Environmental effects and renewability
The geothermal energy is considered a renewable energy; the heat extraction rate from the Earth’s heat content is minimal but extraction must be carefully monitored to avoid local depletion. Even in localities, where the resources were over exploited, the soil has the potential to replenish and recover its full potential, if production is reduced.
Although geothermal energy can be produced without the use of any fossil fuel such as oil, gas or coal, it might bring some environmental issues that have to be considered. Especially hydrogen sulphide (H2S), carbon dioxide (CO2) and methane (CH4) represent an environmental concern when released as well as the disposal of some polluted fluids. In this regard, EGS technique uses these fluids and injected them back to the Earth to both stimulate production and reduce environmental risk. In general terms, geothermal systems require a tiny quantity of freshwater and land if compared with traditional and other renewable energy systems.
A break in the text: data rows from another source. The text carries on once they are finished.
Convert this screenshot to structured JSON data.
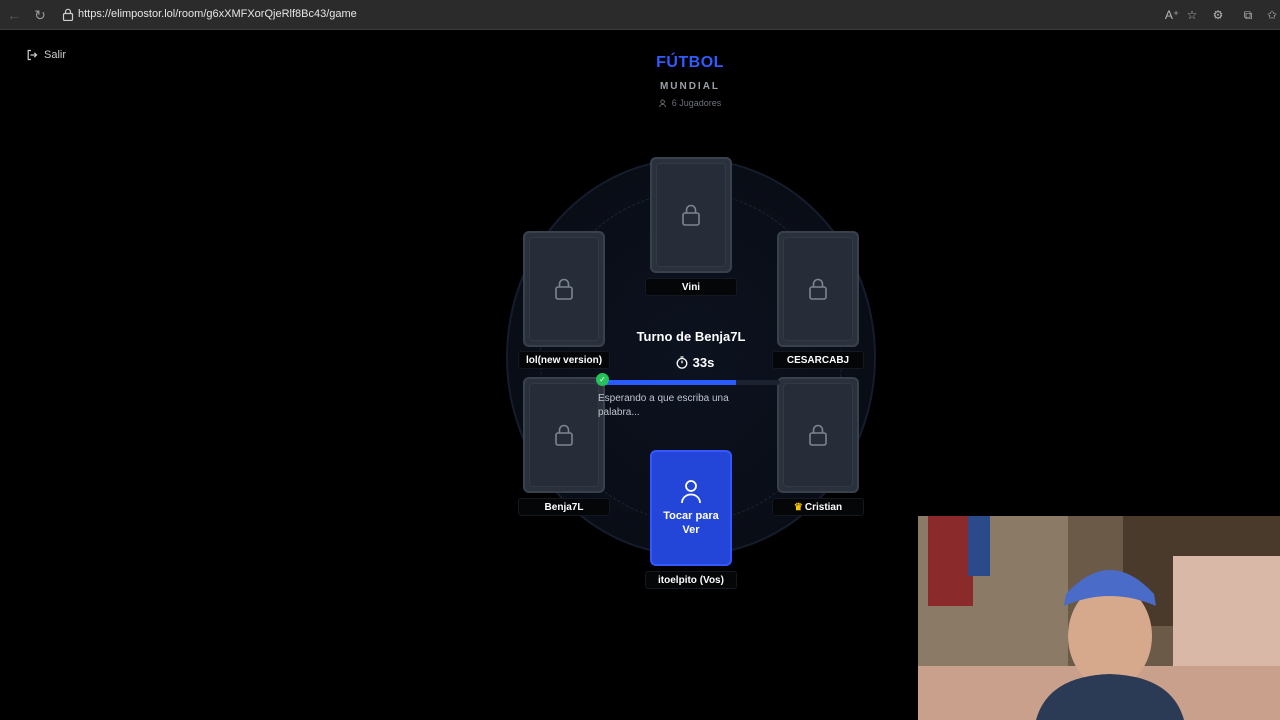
{
  "browser": {
    "url": "https://elimpostor.lol/room/g6xXMFXorQjeRlf8Bc43/game"
  },
  "page": {
    "exit_label": "Salir",
    "category": "FÚTBOL",
    "subcategory": "MUNDIAL",
    "players_count": "6 Jugadores",
    "turn_title": "Turno de Benja7L",
    "timer": "33s",
    "turn_progress_percent": 75,
    "waiting_text": "Esperando a que escriba una palabra...",
    "my_card_label": "Tocar para Ver",
    "players": [
      {
        "name": "Vini"
      },
      {
        "name": "lol(new version)"
      },
      {
        "name": "CESARCABJ"
      },
      {
        "name": "Benja7L"
      },
      {
        "name": "Cristian",
        "host": true
      },
      {
        "name": "itoelpito (Vos)",
        "me": true
      }
    ]
  },
  "colors": {
    "accent": "#2f5bff",
    "card_active": "#2346d8",
    "check": "#25c25a",
    "crown": "#f5c400"
  }
}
Geothermal energy supply for the long term
The global energy supply system is threatened by an excessive demand of electricity for the next 20 years. Old and contaminant coal plants and public resistance to expand nuclear power are, among many others, limitations that incentives to invest in the development of more efficient energy resources as well as in infrastructure changes needed to include renewables at large.
As aforementioned, international bodies are turning to invest in the research and development of geothermal energy; cooperation programs now take place in different regions in the world. Expansion of geothermal energy for electricity generation can lead to a fundamental shift in regional production systems, which need to be accompanied by regional development strategies to minimize economic, social and environmental risks; it also requires the development of complementary technologies as well as human capital.
There are four key elements of assessment:
- Resource – quantitative and qualitative evaluation of the current state of knowledge regarding geothermal resources
- Technology – analyses of subsoil and surface system components and field testing experiences
- Environmental constraints – establish an update policy overview for sustainable development, climate protection and energy security.
- Social–economic attributes – set strategies to promote the empowerment of stakeholders including capacity building, facilitation of knowledge transference and local ownership.
All previous key elements have to be aligned to explore feasibility of a new or improved technology. For this purpose, cooperation programs may include basic and applied research aiming to foster a resource-efficient and market-affordable energy technology.
So far, geothermal energy has prove to be:
- Large, local, indigenous, accessible base load power resource
- Fits portfolio of sustainable renewable energies options
- Scalable and environmentally friendly due to small foot prints and low emissions
- Technically feasible, the technology to capture and extract EGS are being tested
- Positive economic projections
- Reasonable research cots in comparison with other alternative energy programs
A study supported by the MIT states that geothermal can provide a large amount of sustainable, indigenous, clean, base load and affordable energy.
For this to happen, local ownership has to be addressed in order to assure a successful execution of the programs by supporting local development efforts, and creating social acceptance around the development of the geothermal industry.